In [None]:
import re 
import numpy as np
import pandas as pd
from datasets import load_dataset
from datasets import Dataset, DatasetDict
from transformers import BertTokenizer, BertForSequenceClassification, Trainer, TrainingArguments, AutoTokenizer

In [None]:
ds = load_dataset("parquet", data_files = "./dataset/wudao/*.parquet", split="train",)
size_need_data = int(len(ds) * 0.05)
ds

In [None]:
def clean_text(text):
    if not text or not isinstance(text, str):
        return False
    
    # 1. 去掉HTML标签（增强版）
    text = re.sub(r'<[^>]+>', '', text)  # 更稳健的HTML标签匹配
    
    # 2. 去掉空文本（增强检查）
    if not text.strip():
        return False
    
    # 3. 去掉各种类型的电话号码
    text = re.sub(r'\b\d{3}[-\.\s]??\d{3}[-\.\s]??\d{4}\b', '', text)  # 带分隔符的电话
    text = re.sub(r'\b\d{11}\b', '', text)  # 11位手机号
    text = re.sub(r'\b\d{4}[-\.\s]??\d{3}[-\.\s]??\d{4}\b', '', text)  # 带区号的电话
    
    # 4. 扩展广告语和推广内容识别
    ad_patterns = [
        '关注公众号', '扫码.*获取', '添加微信', '点击下方链接',
        '详情请访问', '领取优惠券', '限时折扣', '立即购买', '了解更多',
        '欢迎转载', '版权声明', '免责声明', '文章来源', '发布于',
        'tel', '电话', '联系电话', '热线', '企鹅', 'qq', 'q号'
    ]
    for pattern in ad_patterns:
        text = re.sub(pattern, '', text)
    
    # 5. 处理URL和电子邮件
    text = re.sub(r'http[s]?://(?:[a-zA-Z]|[0-9]|[$-_@.&+]|[!*\\(\\),]|(?:%[0-9a-fA-F][0-9a-fA-F]))+', '', text)
    text = re.sub(r'\b[A-Za-z0-9._%+-]+@[A-Za-z0-9.-]+\.[A-Z|a-z]{2,}\b', '', text)
    
    # 6. 扩展表情符号和特殊字符处理
    text = re.sub(r'[\U00010000-\U0010FFFF]', '', text)  # 高位Unicode表情
    text = re.sub(r'[\u2000-\u2FFF]', '', text)  # 扩展标点、符号
    text = re.sub(r'[\u3000-\u303F]', '', text)  # 中文标点符号（可选）
    text = re.sub(r'[\[\]{}<>#*★◇§♡♥♪♬▶▼▪◆●¡⭐]', '', text)  # 更多特殊符号
    
    # 7. 处理重复标点和无意义字符序列
    text = re.sub(r'[!?。
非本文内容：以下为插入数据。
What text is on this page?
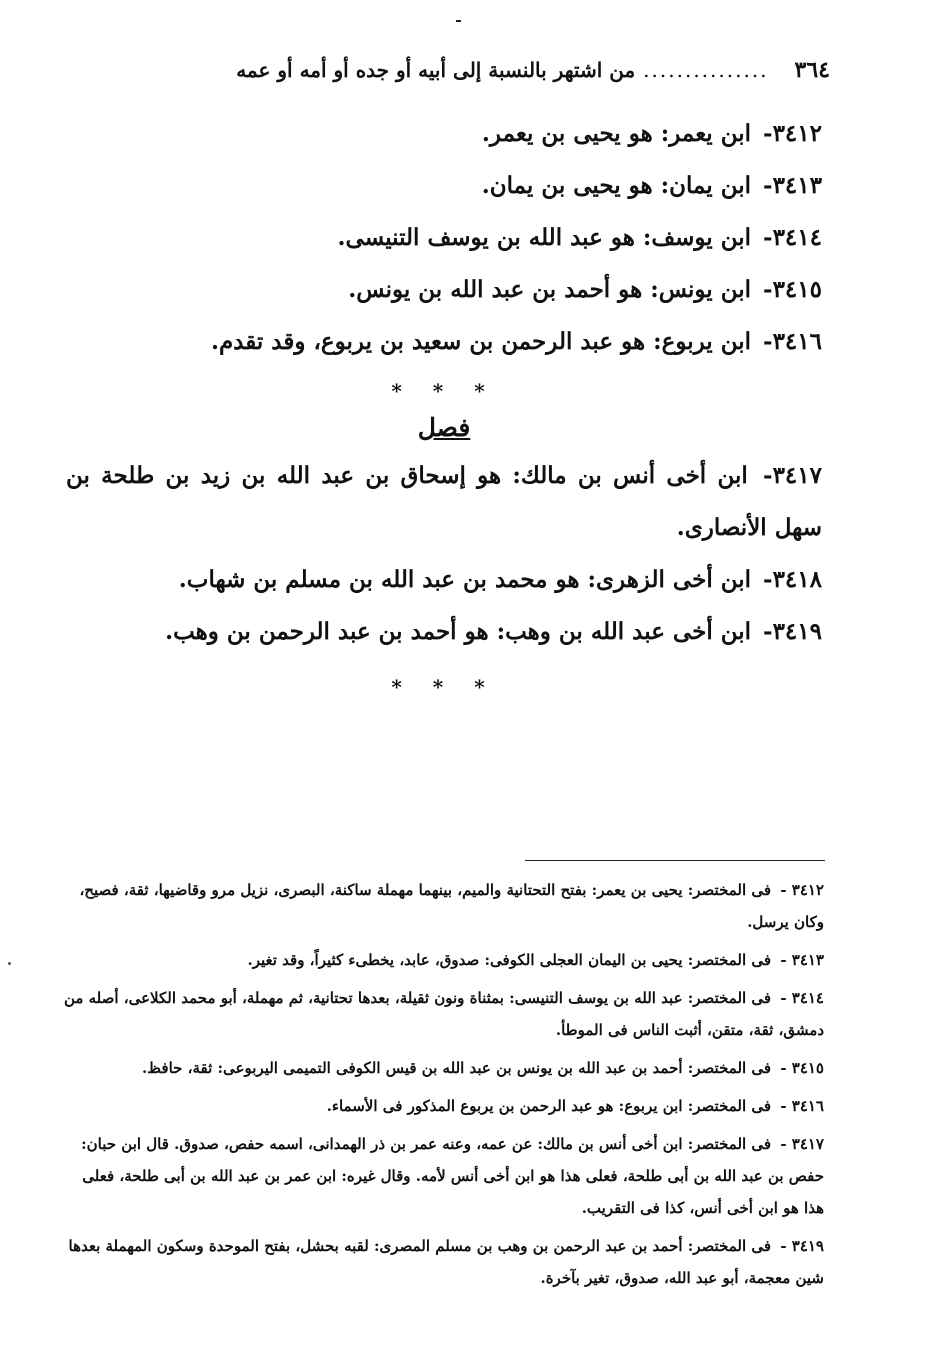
٣٦٤
...............
من اشتهر بالنسبة إلى أبيه أو جده أو أمه أو عمه

٣٤١٢- ابن يعمر: هو يحيى بن يعمر.

٣٤١٣- ابن يمان: هو يحيى بن يمان.

٣٤١٤- ابن يوسف: هو عبد الله بن يوسف التنيسى.

٣٤١٥- ابن يونس: هو أحمد بن عبد الله بن يونس.

٣٤١٦- ابن يربوع: هو عبد الرحمن بن سعيد بن يربوع، وقد تقدم.

* * *
فصل

٣٤١٧- ابن أخى أنس بن مالك: هو إسحاق بن عبد الله بن زيد بن طلحة بن سهل الأنصارى.

٣٤١٨- ابن أخى الزهرى: هو محمد بن عبد الله بن مسلم بن شهاب.

٣٤١٩- ابن أخى عبد الله بن وهب: هو أحمد بن عبد الرحمن بن وهب.

* * *

٣٤١٢ - فى المختصر: يحيى بن يعمر: بفتح التحتانية والميم، بينهما مهملة ساكنة، البصرى، نزيل مرو وقاضيها، ثقة، فصيح، وكان يرسل.

٣٤١٣ - فى المختصر: يحيى بن اليمان العجلى الكوفى: صدوق، عابد، يخطىء كثيراً، وقد تغير.

٣٤١٤ - فى المختصر: عبد الله بن يوسف التنيسى: بمثناة ونون ثقيلة، بعدها تحتانية، ثم مهملة، أبو محمد الكلاعى، أصله من دمشق، ثقة، متقن، أثبت الناس فى الموطأ.

٣٤١٥ - فى المختصر: أحمد بن عبد الله بن يونس بن عبد الله بن قيس الكوفى التميمى اليربوعى: ثقة، حافظ.

٣٤١٦ - فى المختصر: ابن يربوع: هو عبد الرحمن بن يربوع المذكور فى الأسماء.

٣٤١٧ - فى المختصر: ابن أخى أنس بن مالك: عن عمه، وعنه عمر بن ذر الهمدانى، اسمه حفص، صدوق. قال ابن حبان: حفص بن عبد الله بن أبى طلحة، فعلى هذا هو ابن أخى أنس لأمه. وقال غيره: ابن عمر بن عبد الله بن أبى طلحة، فعلى هذا هو ابن أخى أنس، كذا فى التقريب.

٣٤١٩ - فى المختصر: أحمد بن عبد الرحمن بن وهب بن مسلم المصرى: لقبه بحشل، بفتح الموحدة وسكون المهملة بعدها شين معجمة، أبو عبد الله، صدوق، تغير بآخرة.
，]{2,}', '.', text)  # 多个重复标点替换为单个
    text = re.sub(r'[\.]{2,}', '.', text)  # 多个句点替换为单个
    text = re.sub(r'[\s]+', ' ', text)  # 多个空白字符替换为单个空格
    text = re.sub(r'\s+', ' ', text).strip() # 替换重复的空格
    
    # 8. 处理无意义短文本
    # 如果清洗后文本太短，可能是无意义内容
    cleaned_text = text.strip()
    if len(cleaned_text) < 64:  # 可根据实际调整阈值
        return False
    
    return cleaned_text

# 测试
raw_text = "关注公众号ABC获取资料😄，手机号13812345678，网页链接<a href='x'>链接</a> ★中国共产党万宁市委员会统一战线工作部\n中国共产党万宁市委员会统一战线工作部是中国共产党万宁市委员会工作部门。"
cleaned_text = clean_text(raw_text)
print(cleaned_text)


In [None]:
for i in range(2):
    ds_clean = ds.filter(lambda x: clean_text(x["text"]))
print(ds_clean)

In [None]:
model_path = "./model/classification/BERT_classifier_for_wudao/checkpoint-6654"
BERT_model = BertForSequenceClassification.from_pretrained(model_path)
tokenizer = AutoTokenizer.from_pretrained(model_path) 

In [None]:
ds_test = ds_clean #.select(range(10000))
test = ds_test.add_column("labels", [0] * len(ds_test))
def tokenize(batch):
    return tokenizer(batch["text"], padding=False, truncation=True, max_length=512)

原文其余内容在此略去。